Hans Albert Zender had a vision that became a reality and evolved from a small tuning company into a car manufacturer.
When the company’s founder was just 23-year-old, he started to make custom bucket seats for race cars. Later on, he began working for flared wheel fenders for NSU RO80. The evolution followed, and the company expanded from a small shop in a garage to a factory that produced vehicles and body panels for big names in the motoring industry. In 1999, Zender showed the Thirty 7 (30 – 7) concept, which celebrated the thirty years since the company was founded.

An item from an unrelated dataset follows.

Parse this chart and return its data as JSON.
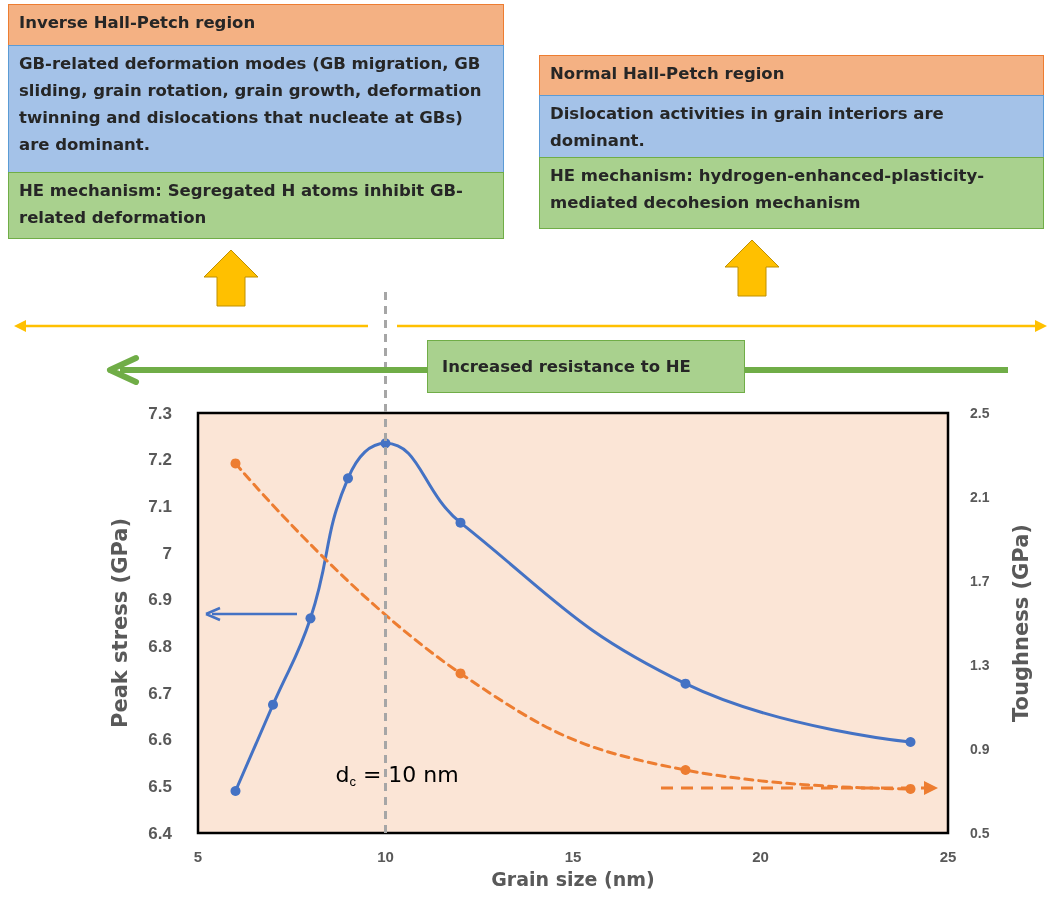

Zender started from the bare chassis of a Lotus Elise, which was suitable for what the German car manufacturer tried to show to the public. The design was unique, with two round headlights placed on the sides of the front fascia, with two headlamps, one on top of each other. For turn signals, the design team arranged slim longitudinal bars on the outer sides of the headlights. The car sported two cuts on the door panels that hid the handles and the air intake for the mid-mounted engine.
Inside, it was a minimalist design with slim bucket seats. The dashboard was flat and straight, with a rounded front side, while the carmaker installed three dials in individual clusters in front of the driver and another two in the middle of the dashboard.
At the back, the quarter panels and the engine’s hood were lifted to reveal the Volkswagen 1.8-liter turbocharged engine that produced 240 hp.